String prefix = "https://handbook.unimelb.edu.au/%d/subjects";
// Postfix for search page
String searchPostfix = "(\\?page=\\d+)?$";
// Postfix for subject page
String subjectPostfix = "\\/(\\w+)(\\/.+)?$";

String root = String.format(prefix, "2019");
String pattern = root.replace("/", "\\/").replace(".", "\\.");
Pattern reg1 = Pattern.compile("^" + pattern + searchPostfix);
Pattern reg2 = Pattern.compile("^" + pattern + subjectPostfix);

With these regex patterns. I ran it with string

String s1 = "https://handbook.unimelb.edu.au/2019/subjects/undergraduate";

And with a method:

private String getSubjectCode(String link) {
    System.out.println(link);
    if (isSubjectPage(link)) {
        Matcher subjectMatcher = subjectPattern.matcher(link);
        System.out.println(link);
        // System.out.println(subjectMatcher.matches());   ## Exception if commented
        System.out.println(subjectMatcher.group(0));
        System.out.println(subjectMatcher.group(1));


        return subjectMatcher.group(1);
    }
    return null;
}

What will happen is, if I left that commented line uncommented, the program ran well.
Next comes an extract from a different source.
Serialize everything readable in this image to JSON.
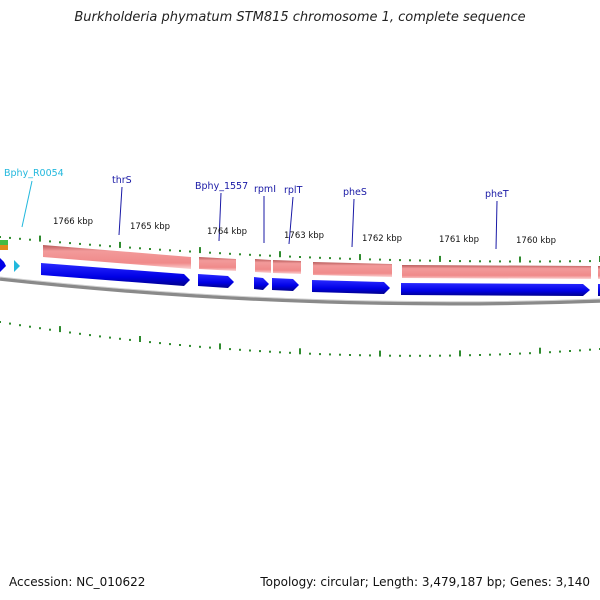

However, if I comment that line

Exception in thread "main" java.lang.IllegalStateException: No match found
    at java.base/java.util.regex.Matcher.group(Matcher.java:645)
    at Page.Pages.getSubjectCode(Pages.java:54)
    at Page.Pages.enqueue(Pages.java:85)
    at Crawler.Crawler.parsePage(Crawler.java:41)
    at Crawler.Crawler.crawl(Crawler.java:51)
    at Main.main(Main.java:9)

The above Exception will be raised, why will a print line affect how the program is running?

Also, without comment

System.out.println(subjectMatcher.matches());   // Exception if commented
// out -> true

Solution

  • It is not System.out.println that causes the difference, but a side-effect of calling the method matches().

    This is explained in the JavaDocs of Matcher

    A matcher is created from a pattern by invoking the pattern's matcher method. Once created, a matcher can be used to perform three different kinds of match operations:

    • The matches method attempts to match the entire input sequence against the pattern.
    • The lookingAt method attempts to match the input sequence, starting at the beginning, against the pattern.
    • The find method scans the input sequence looking for the next subsequence that matches the pattern.

    And

    The explicit state of a matcher is initially undefined; attempting to query any part of it before a successful match will cause an IllegalStateException to be thrown. The explicit state of a matcher is recomputed by every match operation.

    You need to call either matches, lookingAt or find before you can perform further queries such as group(0).